Amerika Serikat tengah bersiap untuk pemilihan presiden (Pilpres) yang semakin panas. Selasa (5/11) waktu setempat atau Rabu (6/11) waktu Indonesia, Donald Trump dari Partai Republik dan Kamala Harris dari Partai Demokrat akan bertarung memperebutkan kursi Gedung Putih.
Trump, mantan presiden berusia 78 tahun, baru saja selamat dari dua ancaman pembunuhan setelah menjadi mantan presiden AS pertama yang dinyatakan bersalah dalam kasus kriminal oleh juri di New York. Sementara itu, Kamala Harris, yang sebelumnya menjabat sebagai wakil presiden, maju menggantikan Joe Biden pada Juli lalu setelah presiden berusia 81 tahun itu memutuskan mundur.
Lebih dari 80 juta warga AS telah memberikan suara melalui pemungutan awal. Meskipun begitu, baik Kamala maupun Trump terus mengajak warga untuk memilih langsung di TPS yang telah ditentukan.
Electoral College Jadi Penentu, Enam Negara Bagian "Swing" Jadi Kunci
Pemilihan presiden di AS menggunakan sistem Electoral College. Ada 538 suara yang diperebutkan, dan kandidat yang memperoleh setidaknya 270 suara Electoral College akan memenangkan pemilihan. Negara bagian dengan jumlah suara terbanyak sering kali menjadi medan pertempuran, terutama Arizona, Georgia, Michigan, Nevada, North Carolina, Pennsylvania, dan Wisconsin, yang memiliki populasi swing voters atau pemilih yang belum menentukan pilihan.
Dikutip dari CNBC
Hasil Survei Menunjukkan Persaingan Ketat, Kamala Unggul Tipis
Sejumlah survei yang dirangkum Forbes mencatatkan perbedaan tipis di antara kedua kandidat:
- ABC/Ipsos: Kamala Harris 49% vs Donald Trump 46%
- Morning Consult: Kamala Harris 49% vs Donald Trump 47%
- Economist/YouGov: Kamala Harris 49% vs Donald Trump 47%
- Reuters/Ipsos: Kamala Harris 44% vs Donald Trump 43%
- CNBC Survey: Kamala Harris 46% vs Donald Trump 48%
- Wall Street Journal: Kamala Harris 45% vs Donald Trump 47%
Krisis Global: Dukungan dari Pemimpin Dunia Terpecah
Pemilihan AS ini mendapat sorotan dunia, dengan beberapa pemimpin memberikan pandangan masing-masing.
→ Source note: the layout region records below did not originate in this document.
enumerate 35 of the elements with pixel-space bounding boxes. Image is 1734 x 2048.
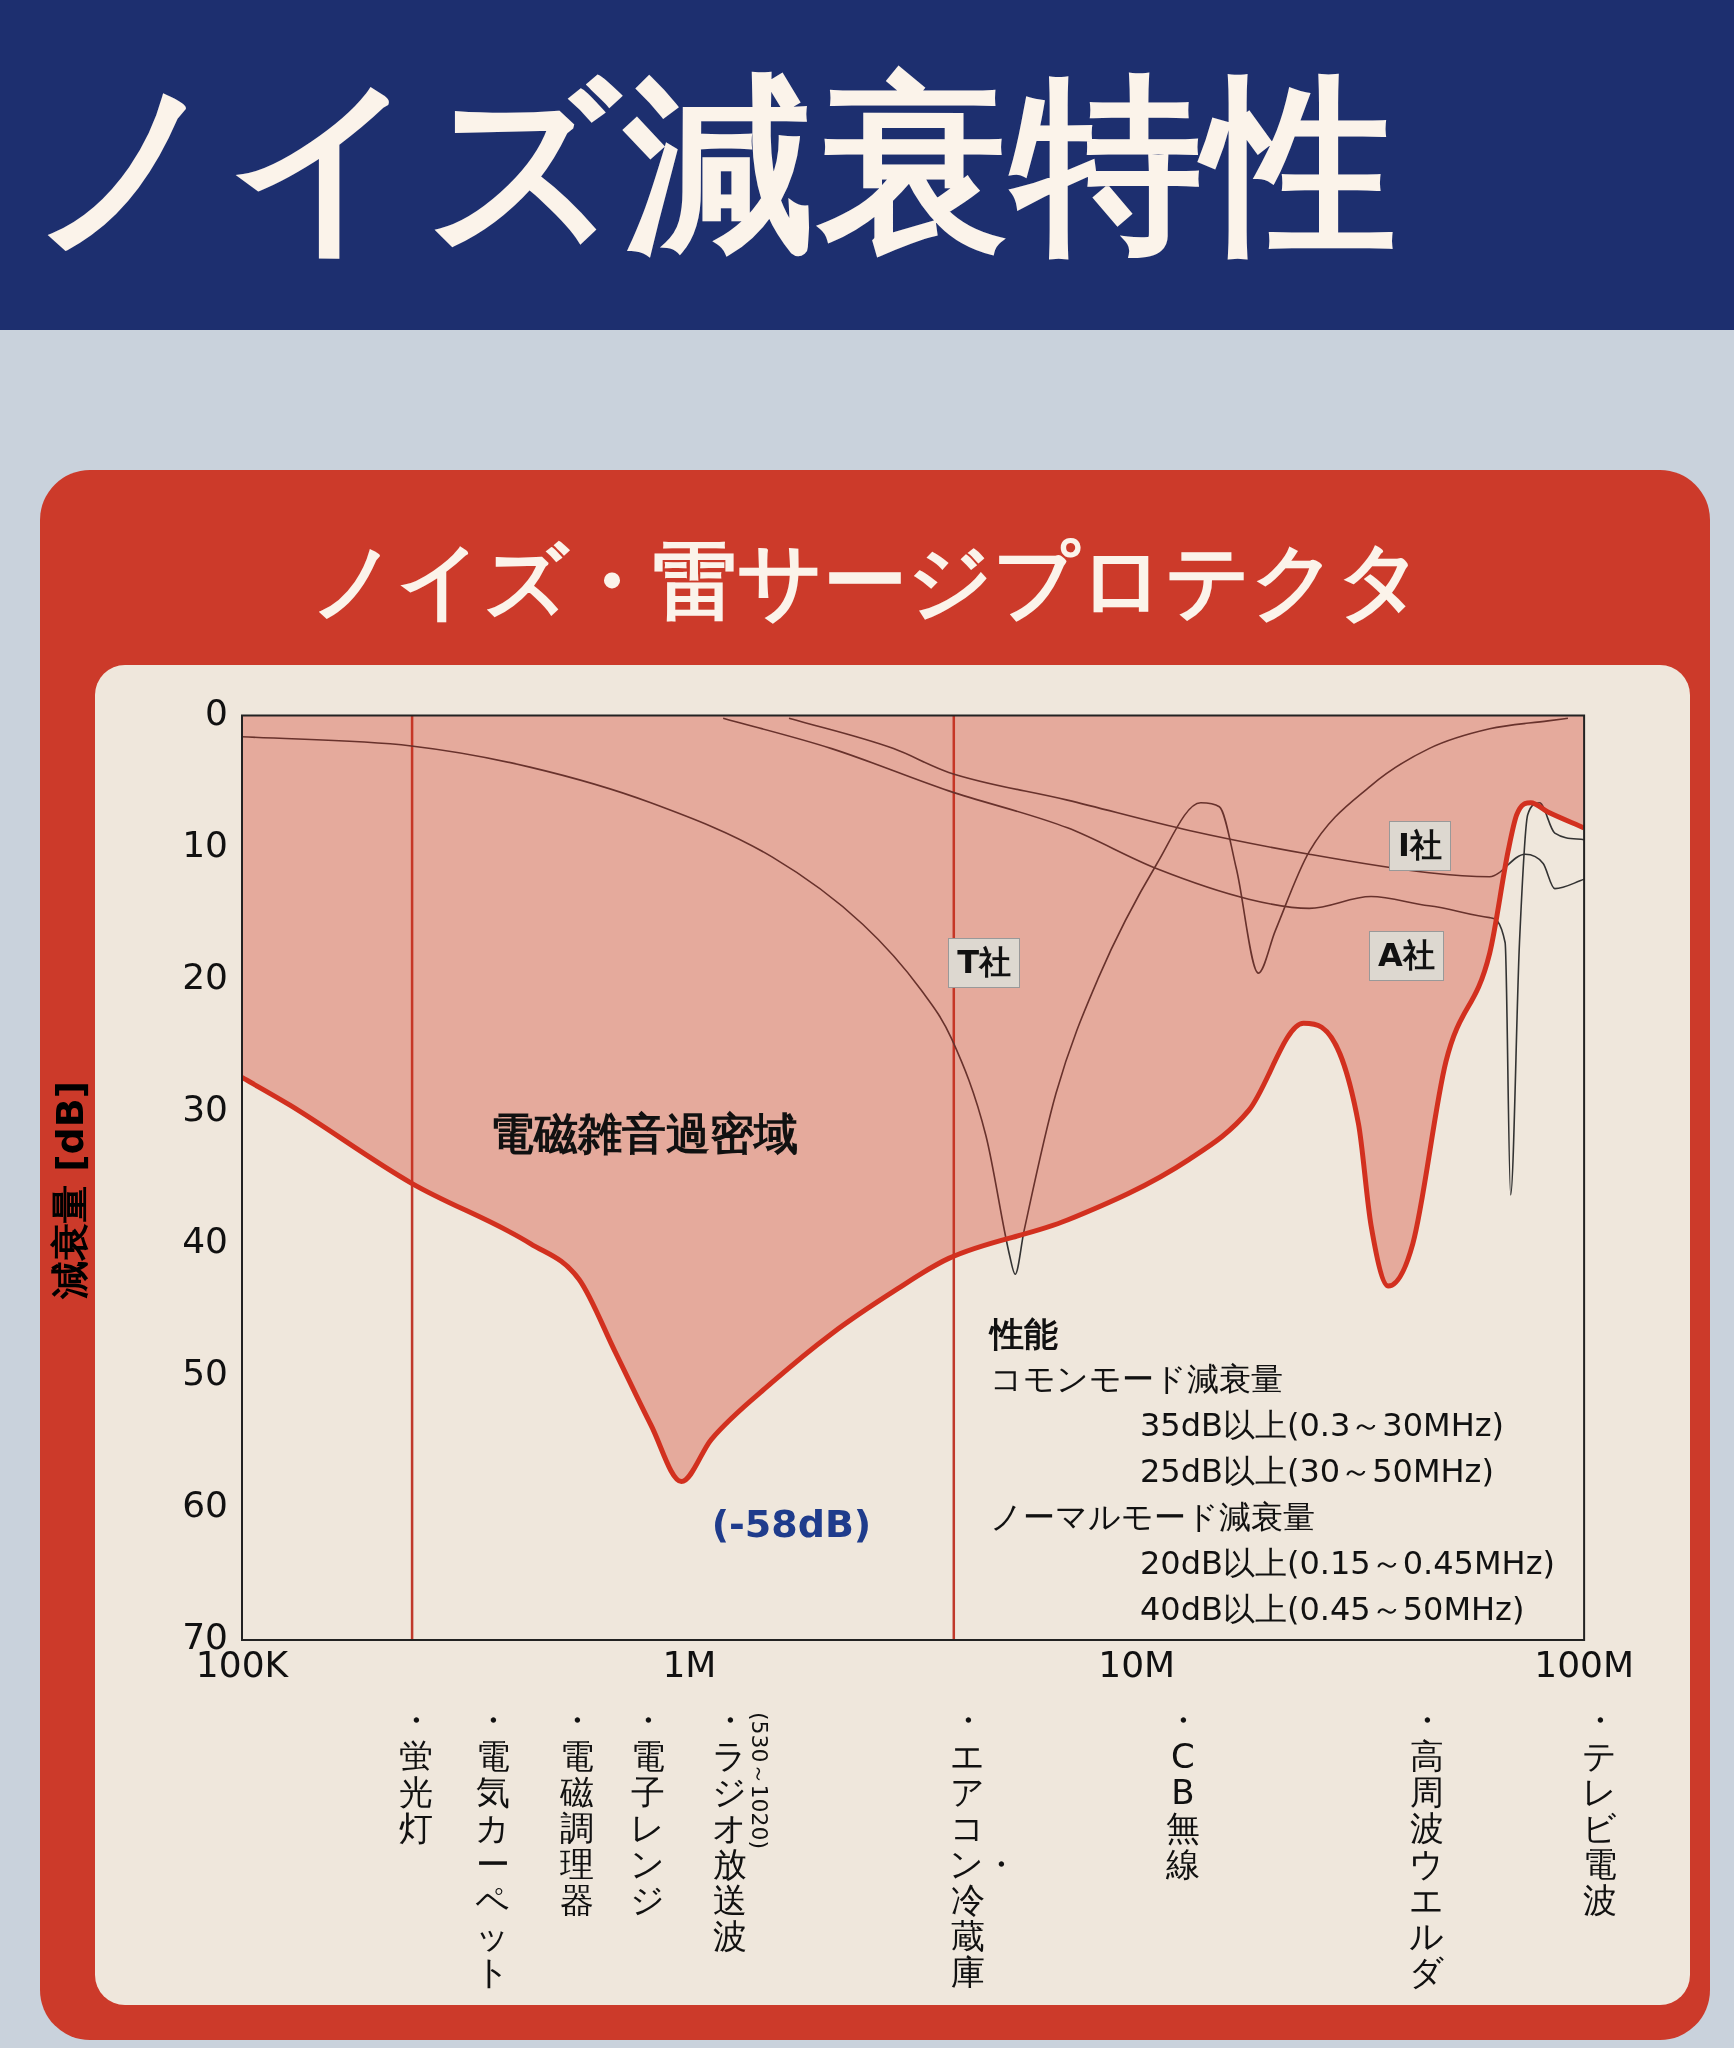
x-tick-label: 10M xyxy=(1098,1643,1176,1685)
text: ・ラジオ放送波 xyxy=(711,1700,749,1957)
x-tick-label: 100M xyxy=(1534,1643,1634,1685)
annotation: コモンモード減衰量 xyxy=(990,1359,1283,1400)
y-tick-label: 40 xyxy=(182,1220,228,1262)
annotation: 40dB以上(0.45～50MHz) xyxy=(1140,1589,1525,1630)
series-label: T社 xyxy=(948,938,1020,989)
y-tick-label: 20 xyxy=(182,956,228,998)
annotation: 35dB以上(0.3～30MHz) xyxy=(1140,1405,1505,1446)
chart-title: ノイズ減衰特性 xyxy=(30,54,1400,278)
annotation: ノーマルモード減衰量 xyxy=(990,1497,1315,1538)
annotation: 25dB以上(30～50MHz) xyxy=(1140,1451,1494,1492)
text: ・高周波ウエルダ xyxy=(1408,1700,1446,1993)
series-label: A社 xyxy=(1368,930,1444,981)
text: ・エアコン・冷蔵庫 xyxy=(949,1700,1019,1993)
text: ・電子レンジ xyxy=(629,1700,667,1921)
annotation: 性能 xyxy=(990,1313,1058,1356)
y-tick-label: 0 xyxy=(205,691,228,733)
annotation: 電磁雑音過密域 xyxy=(490,1107,798,1161)
y-tick-label: 60 xyxy=(182,1484,228,1526)
y-axis-title: 減衰量 [dB] xyxy=(46,1080,93,1300)
annotation: 20dB以上(0.15～0.45MHz) xyxy=(1140,1543,1555,1584)
text: ・テレビ電波 xyxy=(1581,1700,1619,1921)
y-tick-label: 10 xyxy=(182,824,228,866)
series-label: I社 xyxy=(1388,820,1451,871)
chart-subtitle: ノイズ・雷サージプロテクタ xyxy=(310,531,1424,632)
y-tick-label: 30 xyxy=(182,1088,228,1130)
x-tick-label: 1M xyxy=(662,1643,717,1685)
text: ・電磁調理器 xyxy=(559,1700,595,1921)
text: (530～1020) xyxy=(747,1712,772,1850)
text: ・蛍光灯 xyxy=(398,1700,434,1849)
text: ・電気カーペット xyxy=(474,1700,512,1993)
annotation: (-58dB) xyxy=(711,1501,872,1546)
y-tick-label: 50 xyxy=(182,1352,228,1394)
text: ・CB無線 xyxy=(1165,1700,1201,1885)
Presiden Rusia Vladimir Putin menunjukkan preferensi untuk Trump, meskipun sempat bercanda bahwa ia mendukung Kamala. Di China, Presiden Xi Jinping belum memberikan dukungan terbuka, sementara Perdana Menteri Israel Benjamin Netanyahu diyakini lebih mendukung Trump.
Di Arab Saudi, Putra Mahkota Mohammed bin Salman (MBS) mungkin lebih memilih Trump karena posisi kebijakan luar negeri yang mendukung negara Teluk, meski terdapat kekhawatiran atas beberapa langkah tak terduga yang mungkin diambil Trump. Di sisi lain, sebagian komunitas Arab-Amerika memberi dukungan pada kandidat Partai Hijau, Jill Stein, karena pendekatannya yang lebih pro-Palestina.
Keamanan Diperketat, Garda Nasional Disiagakan
Mengantisipasi kemungkinan kerusuhan atau ancaman keamanan lainnya, beberapa negara bagian seperti Oregon, Washington, dan Nevada telah mengaktifkan Garda Nasional. FBI juga mendirikan pos komando untuk memantau ancaman, sementara 1.000 panic button dipesan untuk petugas pemilu di tempat-tempat pemungutan suara.
Pemilu AS tahun ini menyajikan persaingan ketat yang berpotensi memicu gugatan hukum dan penghitungan ulang. Dengan keamanan yang diperketat, hasil pemilu bisa memerlukan waktu sebelum diumumkan. Akankah Kamala Harris mencatat sejarah sebagai presiden perempuan pertama AS, atau Trump akan kembali menduduki Gedung Putih?